Situation sécuritaire en RDC : le Renadhoc tire la sonnette d’alarme !

« A l’aube de l’organisation du scrutin à tous les niveaux…, le Renadhoc constate avec regret que les élections tant attendues risquent de se dérouler dans un climat d’insécurité généralisée. Ce qui compromettra dangereusement les conditions d’équité, de transparence et de pluralité, seul gage pour offrir aux candidats l’égalité des chances ».

 C’est au cours d’un point de presse tenu, hier mardi 22 février à son siège social sis dans la commune de Barumbu, que le Réseau national des ong des droits de l’homme de la République démocratique du Congo (Renadhoc) a tiré cette sonnette d’alarme sur la situation sécuritaire qui prévaut actuellement au pays.

 

Deux sources  d’insécurité
 Il y a d’une part la résurgence des activités criminelles des groupes armés qui continuent d’opérer quasiment en toute impunité à l’Est du pays.
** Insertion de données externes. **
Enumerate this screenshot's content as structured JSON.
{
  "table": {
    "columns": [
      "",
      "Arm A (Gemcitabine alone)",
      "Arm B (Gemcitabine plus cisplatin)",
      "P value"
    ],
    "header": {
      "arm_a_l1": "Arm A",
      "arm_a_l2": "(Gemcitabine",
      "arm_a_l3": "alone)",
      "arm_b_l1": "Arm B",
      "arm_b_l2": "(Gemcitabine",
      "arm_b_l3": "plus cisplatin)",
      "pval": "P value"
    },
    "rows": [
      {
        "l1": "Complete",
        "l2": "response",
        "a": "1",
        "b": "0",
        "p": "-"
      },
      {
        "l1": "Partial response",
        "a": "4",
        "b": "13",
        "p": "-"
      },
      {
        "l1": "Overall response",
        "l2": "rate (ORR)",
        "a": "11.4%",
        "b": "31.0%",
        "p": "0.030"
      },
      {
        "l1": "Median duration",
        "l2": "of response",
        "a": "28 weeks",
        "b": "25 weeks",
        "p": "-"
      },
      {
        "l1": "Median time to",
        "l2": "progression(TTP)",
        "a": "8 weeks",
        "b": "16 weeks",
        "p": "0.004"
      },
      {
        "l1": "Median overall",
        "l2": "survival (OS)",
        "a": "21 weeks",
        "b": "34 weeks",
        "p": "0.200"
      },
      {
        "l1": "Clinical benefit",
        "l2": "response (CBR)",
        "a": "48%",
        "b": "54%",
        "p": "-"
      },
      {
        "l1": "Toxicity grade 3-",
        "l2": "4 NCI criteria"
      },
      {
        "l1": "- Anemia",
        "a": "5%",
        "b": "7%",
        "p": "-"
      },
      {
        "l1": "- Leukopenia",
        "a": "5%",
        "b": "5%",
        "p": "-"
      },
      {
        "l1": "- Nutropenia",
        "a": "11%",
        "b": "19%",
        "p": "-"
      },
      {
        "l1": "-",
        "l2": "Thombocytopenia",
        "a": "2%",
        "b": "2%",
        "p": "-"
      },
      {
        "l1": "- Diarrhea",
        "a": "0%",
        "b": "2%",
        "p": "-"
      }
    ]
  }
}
Et d’autre part, des menaces de mort à l’encontre des défenseurs des droits humains, d’intimidation, enlèvement, braquage et violence de toute nature à travers le territoire national. Particulièrement dans la ville de Kinshasa.
A titre d’illustration, le Renadhoc cite le massacre de quinze personnes dont cinq femmes dans les localités de Byalose et Sesele dans le territoire de Beni, province du Nord-Kivu. Les victimes ont été d’abord enlevées et prises en otage entre  le 27 janvier et le 5 février 2011, avant d’être lâchement exécutées par les rebelles ougandais d’ADF-NALU, affirme le Secrétaire exécutif national ai du Renadhoc, Fernandez Murhola.
Dans la Province Orientale, un autre groupe rebelle en l’occurrence la LRA, continue de semer la désolation dans de nombreuses familles des districts du Haut Uélé et du Bas Uélé, indique-t-il.
 Toujours dans ce même chapitre lié à la dénonciation des abus, le regroupement des organisations de défense des droits de l’homme épingle des actes de terreur et d’intimidation dont la population de Kinshasa est victime de la part des hommes armés. Ces derniers, poursuit-il, sèment chaque jour la mort dans plusieurs familles.
 Beaucoup de cas ont été rapportés au Renadhoc, dont celui des membres du comité national de soutien aux Léopards qui ont été braqués, puis dévalisés en pleine réunion.
 Il y a aussi le cas d’une jeune femme qui a été enlevée à la place Victoire par un groupe de personnes armées circulant à bord d’une voiture taxi. Après l’avoir dépouillée de tout ce qu’elle avait sur elle, les hors-la loi vont l’abandonner au quartier Pompage, dans la commune de Ngaliema.
Pour ce qui est des menaces contre les défenseurs des droits de l’homme, on a les cas de Me Jean Claude Katende et Georges Kapiamba de l’ASADHO, Henri Christin Longendja (directeur exécutif du CODHOD), William Wenga Bumba (secrétaire exécutif du REPRODHOC/Kinshasa), Jonas Tshiombela Kabiena de la Nouvelle Société civile congolaise (NSSC).
A ce sujet, le Secrétaire exécutif national a salué l’implication du ministre de la Justice et Droits humains, à travers sa recommandation faite au Procureur général de la République, dans une correspondance datée du 7 février 2011, pour l’ouverture d’une information judiciaire concernant les menaces de mort à l’encontre des défenseurs des droits de l’homme précités.
 En dehors de ces cas d’insécurité, le Renadhoc a aussi fait le point sur l’exploitation illégale et le trafic illicite des minerais dans la partie Est de la République démocratique du Congo, par des groupes armés opérant avec la complicité de certaines autorités du pays aussi bien au plan national que local.
 « L’exploitation du coltan, de l’or, de manganèse, de la cassitérite a redoublé d’intensité malgré les mesures prises par le gouvernement pour interdire toute exploitation des matières précieuses à l’Est de la République. Le cas le plus éloquent est celui du général Bosco Ntaganda qui serait impliqué dans le trafic ignoble ». Constat fait aussi par la Monusco dans son dernier rapport, relève Fernandez Murhola.
 Des recommandations ont été formulées au gouvernement en l’invitant à remplir convenablement ses fonctions régaliennes.
 Mais aussi à la Monusco et à toute la communauté internationale de s’impliquer effectivement dans la protection des populations civiles.
 Enfin, il exige l’ouverture des enquêtes judiciaires sérieuses sur les cas des assassinats des défenseurs des droits de l’homme à travers tout le territoire national.
 Concernant le procès relatif à l’assassinat de Floribert Chebeya et son chauffeur Fidèle Bazana, le Renadhoc récuse la compétence de la Cour militaire de Kinshasa/Gombe. Seule la Haute Cour est compétente, insiste-t-il.